Construction leaders have urged materials suppliers to provide clearer justification for ongoing and anticipated price increases, warning that a lack of transparency is making it increasingly difficult to manage costs and maintain trust across the supply chain.
In its latest update, the Construction Leadership Council’s Construction Material Supply Chain Group highlighted persistent concerns about how price rises are communicated, stating: “One of the key challenges across the supply chain remains the lack of detailed explanation accompanying price increases, making it difficult to justify and communicate these costs to clients.
“Clearer evidence and transparency would be welcomed, even if the increases themselves are not.”
The group pointed to continued geopolitical instability, particularly the war in the Middle East, as a factor likely to sustain upward pressure on prices for the foreseeable future. This comes despite relatively flat demand, with only concrete plain roof tiles currently identified as being in short supply.

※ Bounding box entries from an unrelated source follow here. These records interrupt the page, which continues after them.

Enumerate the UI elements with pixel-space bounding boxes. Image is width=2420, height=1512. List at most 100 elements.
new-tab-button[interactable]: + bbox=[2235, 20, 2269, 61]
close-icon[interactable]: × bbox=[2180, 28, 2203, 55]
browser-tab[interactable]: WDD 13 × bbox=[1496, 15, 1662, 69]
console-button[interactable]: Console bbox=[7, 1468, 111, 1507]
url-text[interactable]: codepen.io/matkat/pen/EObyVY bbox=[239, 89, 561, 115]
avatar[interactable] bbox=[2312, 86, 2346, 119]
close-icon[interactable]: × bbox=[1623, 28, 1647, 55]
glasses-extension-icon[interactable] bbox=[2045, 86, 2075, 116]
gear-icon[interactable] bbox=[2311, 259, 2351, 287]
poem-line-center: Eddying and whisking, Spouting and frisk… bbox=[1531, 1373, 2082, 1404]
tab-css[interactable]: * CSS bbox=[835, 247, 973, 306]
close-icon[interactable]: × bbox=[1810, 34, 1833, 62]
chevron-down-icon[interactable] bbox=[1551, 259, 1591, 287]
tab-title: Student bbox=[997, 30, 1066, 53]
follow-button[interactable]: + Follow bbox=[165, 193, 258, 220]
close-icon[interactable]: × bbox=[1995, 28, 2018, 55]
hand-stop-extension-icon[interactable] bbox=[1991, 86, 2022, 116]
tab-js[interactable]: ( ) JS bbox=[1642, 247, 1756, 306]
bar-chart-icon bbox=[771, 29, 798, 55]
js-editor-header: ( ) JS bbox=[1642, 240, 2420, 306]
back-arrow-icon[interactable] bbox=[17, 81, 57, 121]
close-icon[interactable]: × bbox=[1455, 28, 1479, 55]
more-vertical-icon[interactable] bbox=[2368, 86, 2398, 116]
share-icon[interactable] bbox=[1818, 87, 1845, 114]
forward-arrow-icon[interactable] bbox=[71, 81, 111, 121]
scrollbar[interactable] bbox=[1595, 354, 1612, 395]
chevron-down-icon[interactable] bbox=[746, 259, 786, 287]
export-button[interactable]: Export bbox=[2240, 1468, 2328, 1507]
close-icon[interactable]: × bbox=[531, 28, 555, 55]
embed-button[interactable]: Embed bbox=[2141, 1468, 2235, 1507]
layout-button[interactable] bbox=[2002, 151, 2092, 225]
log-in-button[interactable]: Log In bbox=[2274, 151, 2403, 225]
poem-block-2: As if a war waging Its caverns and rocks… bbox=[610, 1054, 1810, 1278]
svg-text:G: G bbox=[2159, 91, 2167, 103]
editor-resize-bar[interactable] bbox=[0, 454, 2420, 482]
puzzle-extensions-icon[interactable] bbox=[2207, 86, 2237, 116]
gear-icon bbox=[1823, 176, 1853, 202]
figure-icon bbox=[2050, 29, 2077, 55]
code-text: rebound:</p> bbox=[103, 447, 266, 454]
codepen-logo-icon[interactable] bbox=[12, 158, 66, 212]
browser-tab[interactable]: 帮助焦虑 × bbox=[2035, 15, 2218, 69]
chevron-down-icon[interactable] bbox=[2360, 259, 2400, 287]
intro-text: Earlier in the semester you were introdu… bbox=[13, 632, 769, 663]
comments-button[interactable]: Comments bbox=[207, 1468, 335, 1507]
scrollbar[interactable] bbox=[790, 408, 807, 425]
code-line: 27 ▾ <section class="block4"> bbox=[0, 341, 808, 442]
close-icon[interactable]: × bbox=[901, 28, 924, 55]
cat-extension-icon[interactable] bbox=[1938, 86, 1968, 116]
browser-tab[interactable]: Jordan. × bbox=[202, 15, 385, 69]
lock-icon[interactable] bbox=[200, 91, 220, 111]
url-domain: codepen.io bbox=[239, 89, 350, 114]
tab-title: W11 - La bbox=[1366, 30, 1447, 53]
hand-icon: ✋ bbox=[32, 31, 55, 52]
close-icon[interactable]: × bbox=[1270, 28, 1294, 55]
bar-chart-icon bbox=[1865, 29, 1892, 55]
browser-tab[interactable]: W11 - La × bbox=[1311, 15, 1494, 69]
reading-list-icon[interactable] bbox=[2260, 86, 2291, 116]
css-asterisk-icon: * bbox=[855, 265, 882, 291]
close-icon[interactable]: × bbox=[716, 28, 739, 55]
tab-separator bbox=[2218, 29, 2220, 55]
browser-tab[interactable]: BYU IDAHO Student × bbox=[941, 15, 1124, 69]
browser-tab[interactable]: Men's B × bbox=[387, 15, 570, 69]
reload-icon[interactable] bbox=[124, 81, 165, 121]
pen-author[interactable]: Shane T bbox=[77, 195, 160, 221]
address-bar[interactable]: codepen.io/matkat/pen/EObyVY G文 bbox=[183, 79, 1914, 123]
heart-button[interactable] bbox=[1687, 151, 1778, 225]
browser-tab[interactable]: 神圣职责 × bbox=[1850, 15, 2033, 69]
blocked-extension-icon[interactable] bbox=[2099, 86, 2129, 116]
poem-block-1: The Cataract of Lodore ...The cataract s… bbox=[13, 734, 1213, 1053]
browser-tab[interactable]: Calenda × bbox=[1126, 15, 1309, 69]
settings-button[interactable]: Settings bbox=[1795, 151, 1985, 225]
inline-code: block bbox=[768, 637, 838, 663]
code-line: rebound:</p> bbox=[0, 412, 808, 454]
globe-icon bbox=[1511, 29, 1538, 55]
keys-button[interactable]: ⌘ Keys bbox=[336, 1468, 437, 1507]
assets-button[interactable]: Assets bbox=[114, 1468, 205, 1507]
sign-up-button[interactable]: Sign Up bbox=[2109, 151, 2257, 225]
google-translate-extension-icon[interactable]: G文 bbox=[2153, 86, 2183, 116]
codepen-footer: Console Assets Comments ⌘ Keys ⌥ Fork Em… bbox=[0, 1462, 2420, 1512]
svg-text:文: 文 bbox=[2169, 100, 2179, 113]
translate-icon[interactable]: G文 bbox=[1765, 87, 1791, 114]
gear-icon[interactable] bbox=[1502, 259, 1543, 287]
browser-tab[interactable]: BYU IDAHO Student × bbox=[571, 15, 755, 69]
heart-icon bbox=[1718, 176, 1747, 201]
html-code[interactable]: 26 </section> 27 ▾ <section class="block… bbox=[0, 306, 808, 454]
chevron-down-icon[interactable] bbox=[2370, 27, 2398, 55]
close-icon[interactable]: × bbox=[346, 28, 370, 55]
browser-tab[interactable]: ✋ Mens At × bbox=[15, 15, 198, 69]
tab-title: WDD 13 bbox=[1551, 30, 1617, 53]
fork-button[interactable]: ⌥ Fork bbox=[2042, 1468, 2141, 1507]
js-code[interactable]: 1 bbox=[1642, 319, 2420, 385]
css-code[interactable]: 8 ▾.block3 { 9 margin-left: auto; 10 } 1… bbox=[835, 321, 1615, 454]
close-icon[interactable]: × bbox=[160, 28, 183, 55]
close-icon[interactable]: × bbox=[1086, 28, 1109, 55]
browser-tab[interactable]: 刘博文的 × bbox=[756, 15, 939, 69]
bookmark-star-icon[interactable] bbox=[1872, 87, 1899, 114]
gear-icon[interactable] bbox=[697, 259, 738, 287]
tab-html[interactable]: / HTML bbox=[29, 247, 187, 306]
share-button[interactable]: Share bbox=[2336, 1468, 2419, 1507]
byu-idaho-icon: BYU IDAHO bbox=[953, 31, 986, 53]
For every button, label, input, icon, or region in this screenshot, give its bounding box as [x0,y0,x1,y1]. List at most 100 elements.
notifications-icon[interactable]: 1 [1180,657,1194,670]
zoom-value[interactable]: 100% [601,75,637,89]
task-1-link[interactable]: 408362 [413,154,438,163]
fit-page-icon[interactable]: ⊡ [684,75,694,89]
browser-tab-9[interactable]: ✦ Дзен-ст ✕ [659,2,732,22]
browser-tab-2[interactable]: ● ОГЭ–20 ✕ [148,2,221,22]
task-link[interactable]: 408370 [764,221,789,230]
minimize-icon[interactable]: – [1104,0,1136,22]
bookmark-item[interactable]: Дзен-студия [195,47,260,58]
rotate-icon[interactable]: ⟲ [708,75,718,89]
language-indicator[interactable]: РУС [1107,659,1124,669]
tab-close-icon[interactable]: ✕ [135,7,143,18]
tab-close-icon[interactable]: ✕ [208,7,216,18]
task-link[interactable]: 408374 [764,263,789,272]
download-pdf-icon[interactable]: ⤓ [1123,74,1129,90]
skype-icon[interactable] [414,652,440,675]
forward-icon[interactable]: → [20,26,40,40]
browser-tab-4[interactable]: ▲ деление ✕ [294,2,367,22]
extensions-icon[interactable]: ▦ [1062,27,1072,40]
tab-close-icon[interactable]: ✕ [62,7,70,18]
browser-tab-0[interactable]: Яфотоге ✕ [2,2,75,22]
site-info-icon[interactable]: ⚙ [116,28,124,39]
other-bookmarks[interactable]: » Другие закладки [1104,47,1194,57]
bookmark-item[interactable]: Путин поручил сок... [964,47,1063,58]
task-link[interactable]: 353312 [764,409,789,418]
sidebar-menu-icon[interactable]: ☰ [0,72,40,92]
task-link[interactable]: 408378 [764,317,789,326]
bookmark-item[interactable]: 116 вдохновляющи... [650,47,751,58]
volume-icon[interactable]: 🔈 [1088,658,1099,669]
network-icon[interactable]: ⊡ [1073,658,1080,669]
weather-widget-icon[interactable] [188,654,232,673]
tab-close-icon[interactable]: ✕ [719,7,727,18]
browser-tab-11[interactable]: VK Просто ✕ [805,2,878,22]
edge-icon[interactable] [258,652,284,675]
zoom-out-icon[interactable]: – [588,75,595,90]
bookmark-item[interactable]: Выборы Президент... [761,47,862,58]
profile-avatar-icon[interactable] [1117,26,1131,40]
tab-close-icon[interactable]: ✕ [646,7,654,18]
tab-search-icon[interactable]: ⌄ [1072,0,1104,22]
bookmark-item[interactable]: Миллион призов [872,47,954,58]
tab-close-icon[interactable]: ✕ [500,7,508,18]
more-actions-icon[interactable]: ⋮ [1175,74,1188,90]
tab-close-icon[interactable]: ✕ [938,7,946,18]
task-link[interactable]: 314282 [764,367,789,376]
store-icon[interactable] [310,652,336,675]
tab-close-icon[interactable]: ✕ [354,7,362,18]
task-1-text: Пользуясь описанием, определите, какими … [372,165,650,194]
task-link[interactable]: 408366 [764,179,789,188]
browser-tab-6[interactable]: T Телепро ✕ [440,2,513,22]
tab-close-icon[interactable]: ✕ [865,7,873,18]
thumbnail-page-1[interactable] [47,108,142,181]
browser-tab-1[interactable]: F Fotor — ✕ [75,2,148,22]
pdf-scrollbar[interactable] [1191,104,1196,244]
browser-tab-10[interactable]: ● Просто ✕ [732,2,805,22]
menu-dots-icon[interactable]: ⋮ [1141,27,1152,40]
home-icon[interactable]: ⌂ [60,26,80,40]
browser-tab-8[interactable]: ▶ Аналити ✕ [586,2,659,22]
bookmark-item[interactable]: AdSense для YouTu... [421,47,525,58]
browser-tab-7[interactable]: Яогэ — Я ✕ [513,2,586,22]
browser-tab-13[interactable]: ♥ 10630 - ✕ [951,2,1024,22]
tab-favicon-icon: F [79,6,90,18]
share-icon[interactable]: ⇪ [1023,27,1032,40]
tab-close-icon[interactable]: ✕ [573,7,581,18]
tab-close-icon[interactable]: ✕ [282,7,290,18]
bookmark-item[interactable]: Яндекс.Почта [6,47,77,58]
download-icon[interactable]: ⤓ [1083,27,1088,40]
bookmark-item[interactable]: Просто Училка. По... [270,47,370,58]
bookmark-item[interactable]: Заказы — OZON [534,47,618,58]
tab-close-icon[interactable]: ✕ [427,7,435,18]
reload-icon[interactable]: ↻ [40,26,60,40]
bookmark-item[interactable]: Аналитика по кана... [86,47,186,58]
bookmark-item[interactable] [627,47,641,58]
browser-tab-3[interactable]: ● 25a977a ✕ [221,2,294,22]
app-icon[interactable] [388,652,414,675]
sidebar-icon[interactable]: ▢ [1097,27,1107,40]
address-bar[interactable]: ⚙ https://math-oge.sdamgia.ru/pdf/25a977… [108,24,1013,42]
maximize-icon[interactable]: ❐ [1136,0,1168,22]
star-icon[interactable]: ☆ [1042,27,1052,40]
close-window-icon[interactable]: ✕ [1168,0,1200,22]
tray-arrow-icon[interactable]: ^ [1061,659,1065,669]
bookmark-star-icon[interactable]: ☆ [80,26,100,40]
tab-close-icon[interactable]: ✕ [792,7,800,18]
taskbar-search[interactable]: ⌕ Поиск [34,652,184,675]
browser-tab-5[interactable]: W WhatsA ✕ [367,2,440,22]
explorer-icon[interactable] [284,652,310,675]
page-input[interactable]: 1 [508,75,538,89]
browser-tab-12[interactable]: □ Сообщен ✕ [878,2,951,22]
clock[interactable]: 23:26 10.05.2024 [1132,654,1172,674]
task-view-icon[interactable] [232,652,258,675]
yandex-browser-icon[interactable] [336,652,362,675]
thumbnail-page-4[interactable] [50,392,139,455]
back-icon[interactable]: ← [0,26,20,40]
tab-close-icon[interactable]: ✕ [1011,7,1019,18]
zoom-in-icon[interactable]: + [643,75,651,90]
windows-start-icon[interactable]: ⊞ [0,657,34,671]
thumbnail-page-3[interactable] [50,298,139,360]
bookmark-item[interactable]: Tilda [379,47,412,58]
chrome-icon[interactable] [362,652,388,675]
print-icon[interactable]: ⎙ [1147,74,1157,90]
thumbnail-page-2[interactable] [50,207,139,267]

However, while acknowledging that some cost increases are unavoidable, the group suggested that not all rises are being adequately explained. It added: “While there is acceptance that price pressure is justified in some areas, particularly for energy-intensive products (e.g. steel, bricks, concrete, glass, insulation) and petrochemicals (e.g. adhesives, bitumen, PIR, and PVC pipe), increases in other product categories are considered difficult to attribute solely to underlying costs.
“There is no product category that has not shown signs of either current or forthcoming price increases, with pressure recently extending into bathrooms and kitchens, driven respectively by MDF costs for cabinetry and rising overseas logistics and global input costs.
“Increases in raw material costs for metals, including steel, brass, tungsten and copper, were already evident before the Middle East Conflict. Worryingly, further increases are expected, as some imported steel products are facing severe UK tariffs and quotas from 1 July.
“As costs are passed along the supply chain, profit margins are being squeezed at every level. We know, for example, that cost pressures are severely affecting roofing and other specialist subcontractors, who are trying to balance escalating material costs within existing 6-12 month fixed-price agreements, highlighting a significant pressure point within the supply chain.”
The warning underscores growing strain across the construction sector, where contractors and subcontractors alike are grappling with rising input costs while working within fixed contractual frameworks, leaving little room to absorb further increases without eroding already tight margins.